There are three broad buckets of automated distributed tracing instrumentation. We'll dive deeper into each of these in a subsequent post, but for now here's a quick overview of each of them.

Compile Time Instrumentation

This approach uses libraries or plugins added to existing libraries to incorporate instrumentation into the application. These plugins or libraries are included at compile time and require application level changes.

For example, the otelgin Go library offers middleware that automatically propagates trace metadata for all requests passing through the Gin HTTP server, similar to the process we coded by hand before.

r := gin.New()
r.Use(otelgin.Middleware("my_service_name"))
...

This approach is effective across a wide variety of languages and libraries, offering the most flexibility but also being the most time-consuming.

Automated Language Level Runtime Instrumentation

This approach injects instrumentation into the application at runtime.
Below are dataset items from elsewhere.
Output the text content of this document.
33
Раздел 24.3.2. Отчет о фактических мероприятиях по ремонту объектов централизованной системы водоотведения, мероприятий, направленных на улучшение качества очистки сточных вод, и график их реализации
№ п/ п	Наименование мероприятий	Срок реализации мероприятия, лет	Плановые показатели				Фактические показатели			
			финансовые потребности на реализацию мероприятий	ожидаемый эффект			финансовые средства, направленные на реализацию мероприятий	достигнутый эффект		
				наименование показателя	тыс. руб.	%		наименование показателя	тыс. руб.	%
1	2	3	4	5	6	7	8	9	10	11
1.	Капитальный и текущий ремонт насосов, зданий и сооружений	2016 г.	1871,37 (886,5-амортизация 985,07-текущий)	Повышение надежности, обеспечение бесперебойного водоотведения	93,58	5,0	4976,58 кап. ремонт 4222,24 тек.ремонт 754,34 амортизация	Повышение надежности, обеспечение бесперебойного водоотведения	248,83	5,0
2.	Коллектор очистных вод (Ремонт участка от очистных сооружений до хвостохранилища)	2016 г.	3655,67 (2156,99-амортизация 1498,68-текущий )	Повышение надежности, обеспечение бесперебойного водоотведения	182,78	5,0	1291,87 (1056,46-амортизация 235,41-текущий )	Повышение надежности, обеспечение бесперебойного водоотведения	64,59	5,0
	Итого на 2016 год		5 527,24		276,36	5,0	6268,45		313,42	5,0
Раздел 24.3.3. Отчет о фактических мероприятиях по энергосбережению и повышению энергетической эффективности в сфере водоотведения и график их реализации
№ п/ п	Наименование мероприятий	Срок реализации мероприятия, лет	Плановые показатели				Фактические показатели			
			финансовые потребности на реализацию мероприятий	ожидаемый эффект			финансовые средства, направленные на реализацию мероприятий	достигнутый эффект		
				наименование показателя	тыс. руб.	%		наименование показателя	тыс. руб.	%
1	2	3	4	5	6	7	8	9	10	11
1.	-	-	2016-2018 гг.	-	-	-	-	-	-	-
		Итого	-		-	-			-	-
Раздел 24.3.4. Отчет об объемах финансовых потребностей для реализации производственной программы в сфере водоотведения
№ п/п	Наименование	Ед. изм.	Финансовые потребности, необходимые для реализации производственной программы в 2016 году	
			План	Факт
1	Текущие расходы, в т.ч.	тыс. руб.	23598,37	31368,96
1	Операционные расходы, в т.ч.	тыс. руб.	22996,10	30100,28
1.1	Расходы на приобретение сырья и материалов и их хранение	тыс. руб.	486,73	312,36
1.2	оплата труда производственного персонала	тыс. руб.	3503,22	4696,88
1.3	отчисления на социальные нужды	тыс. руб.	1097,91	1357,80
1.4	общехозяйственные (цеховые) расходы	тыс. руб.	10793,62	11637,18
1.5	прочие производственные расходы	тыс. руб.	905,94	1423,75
This is a great option for languages which have a dynamic execution environment like python, java or node.js. An example of tooling targeting this class of instrumentation is the OpenTelemetry kubernetes operator which injects instrumentation libraries into containers at startup depending on their language.

The injected code automatically instruments a number of popular libraries in the specified language so as long as you're using one of the supported libraries then this is a great option which tends to work better than the the kernel level instrumentation and also doesn't require an application level change.

Automated Kernel Runtime Instrumentation

This instrumentation approach adds instrumentation at the level of the Kernel. In linux these tools tend to be based on eBPF like Cilium or Beyla.

They intercept syscalls and automatically emit spans. These tools don't require services (or their runtime) to be modified in any way and work with all languages so they're a great choice to get started with. However, the instrumentation is often coarse as it only has access to a small amount of information about the service.

Okay, now we know what a trace is, how spans link together and how we can get our applications instrumented and producing telemetry without too much manual work.

The next step is to get those spans exported somewhere they can be useful.

How are traces actually emitted and collected?

In order for trace information to be useful, we need to have a centralised location where we can query them. This location could be a commercial cloud observability provider like DataDog or an internally hosted trace store like Jaeger or Tempo.

When emitting your trace data to a trace store you have a couple of choices.

  1. Ship the data to the store directly from the span creating service

  2. Ship the data to a collector which then ships it to the store

Generally, using an intermediate collector like the OpenTelemetry Collector is a better choice as it gives you access to more advanced techniques like tail sampling and is more robust as your production services can offload the data quickly without worrying about retries, batching and a bunch of other concerns.

Each service establishes a connection with a collector and sends spans over the network as they're generated, open telemetry defines the OTLP protocol for sending telemetry which sits on top of gRPC or HTTP.

Now we have our services producing spans, they're sent to the collector which forwards them to the trace store. The trace store indexes these spans by the traceId and a bunch of other characteristics so you can run queries to find interesting behaviour in your systems.

Now you have a solid idea of what traces are, how they're generated and an idea of what they can be used for.